Eastern Adams County's Only Independent Voice Since 1887

What Bethlehem and Newtown have in common

“Then what was said through the prophet Jeremiah was fulfilled: ‘A voice is heard in Ramah, weeping and great mourning, Rachel weeping for her children and refusing to be comforted, because they are no more.’”

When I first heard the news of the school shooting at Sandy Hook Elementary in Newtown, Connecticut, I experienced the emotions of shock, sadness and grief for the innocent lives lost and the families forever broken. Added to the horrific event is that it happened during the Christmas season, a special time in our culture for children.

It reminds me of that part of the Christmas story told in the New Testament book of Matthew where King Herod kills all the babies two years old and younger in Bethlehem, as he makes a desperate attempt to extinguish the threat of the prophesied King of the Jews, who is rumored to have been born. But as it’s told in the story, Jesus is saved from Herod’s wrath as his parents, Joseph and Mary, escape with him to Egypt.

The emotions I felt upon hearing the news of the recent tragedy were soon followed by a sober reality that in 2000 years not much has changed. There is a direct connection between the slaughters in Bethlehem and Newtown.

As the media searches for “answers” to this tragedy, I am dismayed that the solutions most often mentioned are stricter gun control laws and better availability of mental health counseling.

Gun control only deals with the method of violence, not the causes of deranged and demonic thinking from which the violence springs. And although I support mental health counseling, it is unable to deal with the broader cultural issues at hand. The real answer has to address something much deeper and more systemic.

The human heart, though capable of amazing good, is also capable of unthinkable evil. As the Old Testament says, “The heart is deceitful above all things and beyond cure. Who can understand it?” (Jeremiah 17:9).

In the New Testament, we have the answer to the fallen state of human nature when it proclaims: “For God, who said, ‘Let light shine out of darkness,’ made his light shine in our hearts to give us the light of the knowledge of the glory of God in the face of Christ” (2 Corinthians 4:6).

The only true solution to the condition of the human heart and the violence, which it produces, is an inward and spiritual change brought only by the Spirit of God through Jesus Christ.
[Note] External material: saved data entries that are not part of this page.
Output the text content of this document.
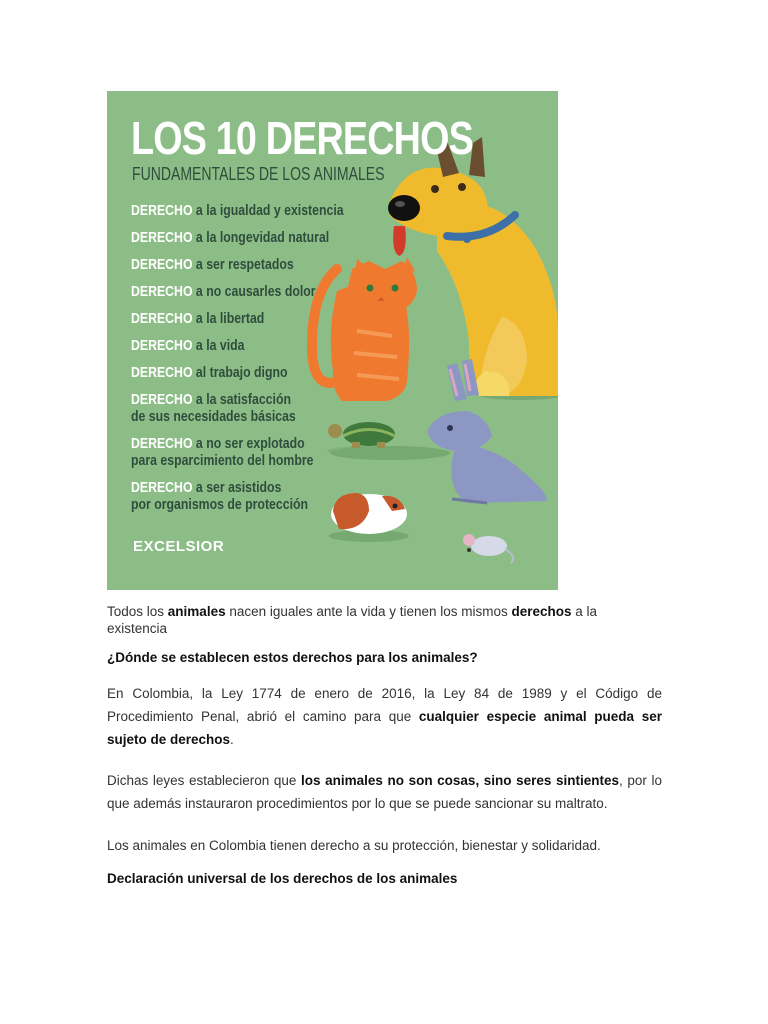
LOS 10 DERECHOS
FUNDAMENTALES DE LOS ANIMALES
DERECHO a la igualdad y existencia
DERECHO a la longevidad natural
DERECHO a ser respetados
DERECHO a no causarles dolor
DERECHO a la libertad
DERECHO a la vida
DERECHO al trabajo digno
DERECHO a la satisfacción
de sus necesidades básicas
DERECHO a no ser explotado
para esparcimiento del hombre
DERECHO a ser asistidos
por organismos de protección
EXCELSIOR

Todos los animales nacen iguales ante la vida y tienen los mismos derechos a la existencia

¿Dónde se establecen estos derechos para los animales?

En Colombia, la Ley 1774 de enero de 2016, la Ley 84 de 1989 y el Código de Procedimiento Penal, abrió el camino para que cualquier especie animal pueda ser sujeto de derechos.

Dichas leyes establecieron que los animales no son cosas, sino seres sintientes, por lo que además instauraron procedimientos por lo que se puede sancionar su maltrato.

Los animales en Colombia tienen derecho a su protección, bienestar y solidaridad.

Declaración universal de los derechos de los animales
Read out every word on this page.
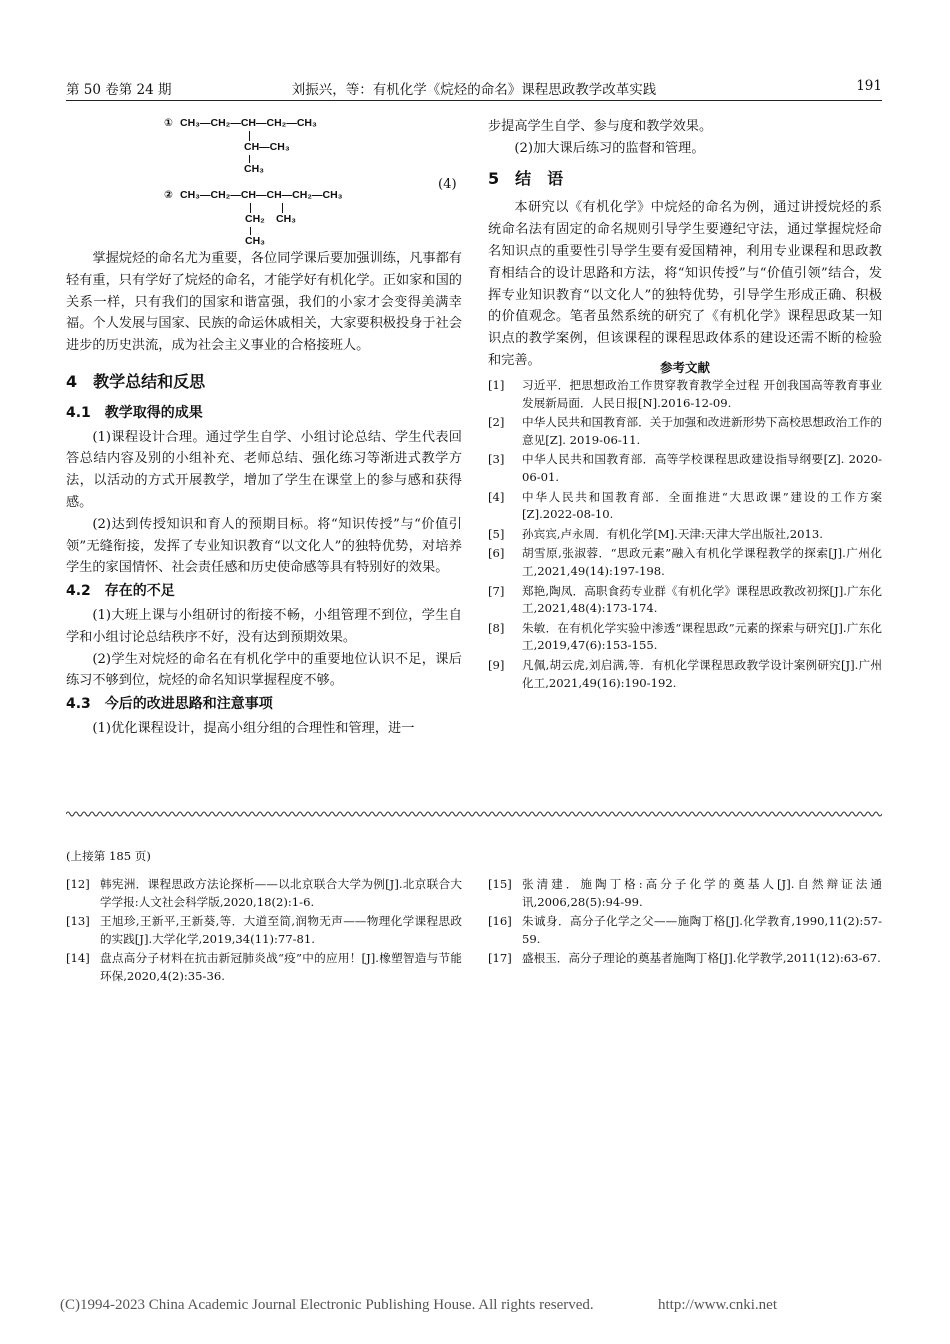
第 50 卷第 24 期	刘振兴，等：有机化学《烷烃的命名》课程思政教学改革实践	191
① CH₃—CH₂—CH—CH₂—CH₃
CH—CH₃
CH₃
② CH₃—CH₂—CH—CH—CH₂—CH₃
CH₂ CH₃
CH₃
(4)

掌握烷烃的命名尤为重要，各位同学课后要加强训练，凡事都有轻有重，只有学好了烷烃的命名，才能学好有机化学。正如家和国的关系一样，只有我们的国家和谐富强，我们的小家才会变得美满幸福。个人发展与国家、民族的命运休戚相关，大家要积极投身于社会进步的历史洪流，成为社会主义事业的合格接班人。

4　教学总结和反思
4.1　教学取得的成果

(1)课程设计合理。通过学生自学、小组讨论总结、学生代表回答总结内容及别的小组补充、老师总结、强化练习等渐进式教学方法，以活动的方式开展教学，增加了学生在课堂上的参与感和获得感。

(2)达到传授知识和育人的预期目标。将“知识传授”与“价值引领”无缝衔接，发挥了专业知识教育“以文化人”的独特优势，对培养学生的家国情怀、社会责任感和历史使命感等具有特别好的效果。

4.2　存在的不足

(1)大班上课与小组研讨的衔接不畅，小组管理不到位，学生自学和小组讨论总结秩序不好，没有达到预期效果。

(2)学生对烷烃的命名在有机化学中的重要地位认识不足，课后练习不够到位，烷烃的命名知识掌握程度不够。

4.3　今后的改进思路和注意事项

(1)优化课程设计，提高小组分组的合理性和管理，进一

步提高学生自学、参与度和教学效果。

(2)加大课后练习的监督和管理。

5　结　语

本研究以《有机化学》中烷烃的命名为例，通过讲授烷烃的系统命名法有固定的命名规则引导学生要遵纪守法，通过掌握烷烃命名知识点的重要性引导学生要有爱国精神，利用专业课程和思政教育相结合的设计思路和方法，将“知识传授”与“价值引领”结合，发挥专业知识教育“以文化人”的独特优势，引导学生形成正确、积极的价值观念。笔者虽然系统的研究了《有机化学》课程思政某一知识点的教学案例，但该课程的课程思政体系的建设还需不断的检验和完善。	参考文献
[1] 习近平．把思想政治工作贯穿教育教学全过程 开创我国高等教育事业发展新局面．人民日报[N].2016-12-09.
[2] 中华人民共和国教育部．关于加强和改进新形势下高校思想政治工作的意见[Z]. 2019-06-11.
[3] 中华人民共和国教育部．高等学校课程思政建设指导纲要[Z]. 2020-06-01.
[4] 中华人民共和国教育部．全面推进“大思政课”建设的工作方案[Z].2022-08-10.
[5] 孙宾宾,卢永周．有机化学[M].天津:天津大学出版社,2013.
[6] 胡雪原,张淑蓉．“思政元素”融入有机化学课程教学的探索[J].广州化工,2021,49(14):197-198.
[7] 郑艳,陶凤．高职食药专业群《有机化学》课程思政教改初探[J].广东化工,2021,48(4):173-174.
[8] 朱敏．在有机化学实验中渗透“课程思政”元素的探索与研究[J].广东化工,2019,47(6):153-155.
[9] 凡佩,胡云虎,刘启满,等．有机化学课程思政教学设计案例研究[J].广州化工,2021,49(16):190-192.
(上接第 185 页)
[12] 韩宪洲．课程思政方法论探析——以北京联合大学为例[J].北京联合大学学报:人文社会科学版,2020,18(2):1-6.
[13] 王旭珍,王新平,王新葵,等．大道至简,润物无声——物理化学课程思政的实践[J].大学化学,2019,34(11):77-81.
[14] 盘点高分子材料在抗击新冠肺炎战“疫”中的应用！[J].橡塑智造与节能环保,2020,4(2):35-36.
[15] 张清建．施陶丁格:高分子化学的奠基人[J].自然辩证法通讯,2006,28(5):94-99.
[16] 朱诚身．高分子化学之父——施陶丁格[J].化学教育,1990,11(2):57-59.
[17] 盛根玉．高分子理论的奠基者施陶丁格[J].化学教学,2011(12):63-67.
(C)1994-2023 China Academic Journal Electronic Publishing House. All rights reserved.	http://www.cnki.net
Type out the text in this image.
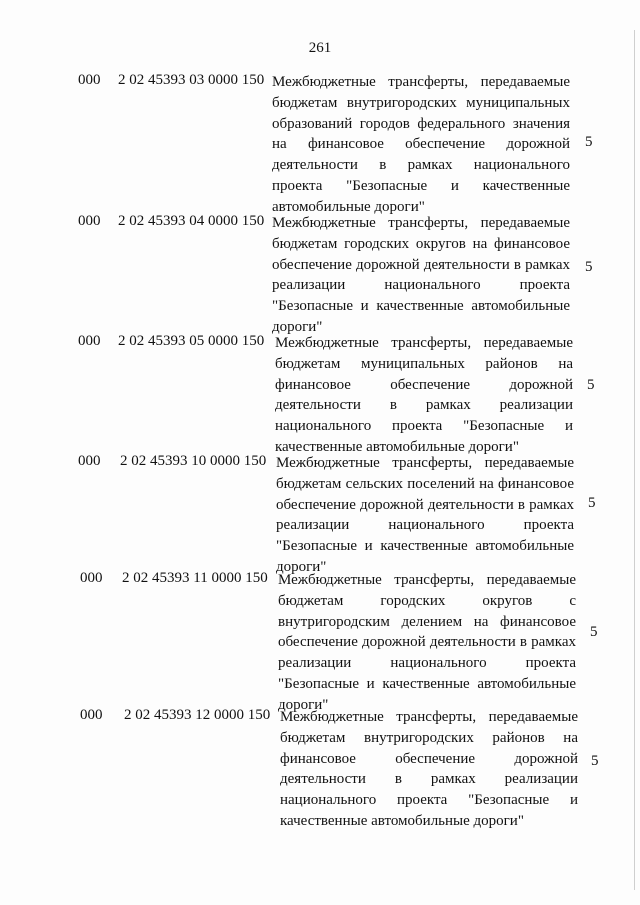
261
000 2 02 45393 03 0000 150 Межбюджетные трансферты, передаваемые бюджетам внутригородских муниципальных образований городов федерального значения на финансовое обеспечение дорожной деятельности в рамках национального проекта "Безопасные и качественные автомобильные дороги"
5
000 2 02 45393 04 0000 150 Межбюджетные трансферты, передаваемые бюджетам городских округов на финансовое обеспечение дорожной деятельности в рамках реализации национального проекта "Безопасные и качественные автомобильные дороги"
5
000 2 02 45393 05 0000 150 Межбюджетные трансферты, передаваемые бюджетам муниципальных районов на финансовое обеспечение дорожной деятельности в рамках реализации национального проекта "Безопасные и качественные автомобильные дороги"
5
000 2 02 45393 10 0000 150 Межбюджетные трансферты, передаваемые бюджетам сельских поселений на финансовое обеспечение дорожной деятельности в рамках реализации национального проекта "Безопасные и качественные автомобильные дороги"
5
000 2 02 45393 11 0000 150 Межбюджетные трансферты, передаваемые бюджетам городских округов с внутригородским делением на финансовое обеспечение дорожной деятельности в рамках реализации национального проекта "Безопасные и качественные автомобильные дороги"
5
000 2 02 45393 12 0000 150 Межбюджетные трансферты, передаваемые бюджетам внутригородских районов на финансовое обеспечение дорожной деятельности в рамках реализации национального проекта "Безопасные и качественные автомобильные дороги"
5
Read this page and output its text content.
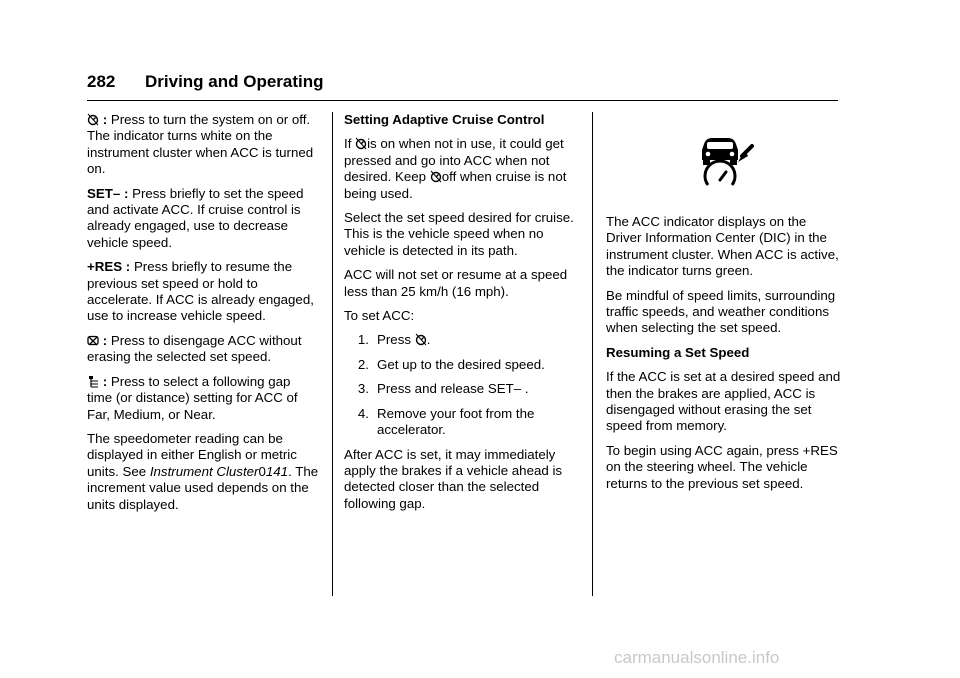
282 Driving and Operating

: Press to turn the system on or off. The indicator turns white on the instrument cluster when ACC is turned on.

SET– : Press briefly to set the speed and activate ACC. If cruise control is already engaged, use to decrease vehicle speed.

+RES : Press briefly to resume the previous set speed or hold to accelerate. If ACC is already engaged, use to increase vehicle speed.

: Press to disengage ACC without erasing the selected set speed.

: Press to select a following gap time (or distance) setting for ACC of Far, Medium, or Near.

The speedometer reading can be displayed in either English or metric units. See Instrument Cluster0141. The increment value used depends on the units displayed.

Setting Adaptive Cruise Control

If is on when not in use, it could get pressed and go into ACC when not desired. Keep off when cruise is not being used.

Select the set speed desired for cruise. This is the vehicle speed when no vehicle is detected in its path.

ACC will not set or resume at a speed less than 25 km/h (16 mph).

To set ACC:

1. Press .
2. Get up to the desired speed.
3. Press and release SET– .
4. Remove your foot from the accelerator.

After ACC is set, it may immediately apply the brakes if a vehicle ahead is detected closer than the selected following gap.

The ACC indicator displays on the Driver Information Center (DIC) in the instrument cluster. When ACC is active, the indicator turns green.

Be mindful of speed limits, surrounding traffic speeds, and weather conditions when selecting the set speed.

Resuming a Set Speed

If the ACC is set at a desired speed and then the brakes are applied, ACC is disengaged without erasing the set speed from memory.

To begin using ACC again, press +RES on the steering wheel. The vehicle returns to the previous set speed.

carmanualsonline.info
Though we’d like to think our society is much more just and humane than the stark brutality of the Roman Empire, how can we make such a claim when even in modern times it is the most vulnerable who continue to suffer the consequences of our pride, selfishness, and sin.

The lyrics of a song called “Spirit of the Age” by musician Michael Card poignantly express this truth while at the same time holding out the hope of victory that is always present in the aftermath of such tragedies as Bethlehem and Newtown:

I thought that I heard crying coming through my door.

Was it Rachel weeping for her sons who were no more?

Could it have been the babies crying for themselves,

Never understanding why they died for someone else?

The voices heard of weeping and of wailing,

History speaks of it on every page.

Of innocent and helpless little babies,

Offerings to the spirit of the age.

No way of understanding this sad and painful sign.

Whenever Satan rears his head there comes a tragic time.

If he could crush the cradle, then that would stop the cross.

He knew that once the Light was born his every hope was lost!

Now every age had heard it, the voice that speaks from hell.

“Sacrifice your children and for you it will be well.”

The subtle serpent’s lying, his dark and ruthless rage.

Behold it is revealed to be the spirit of the age!

Soon all the ones who seemed to die for nothing

Will stand beside the Ancient of Days,

With joy we’ll see that Infant from a manger

Come and crush the spirit of the age.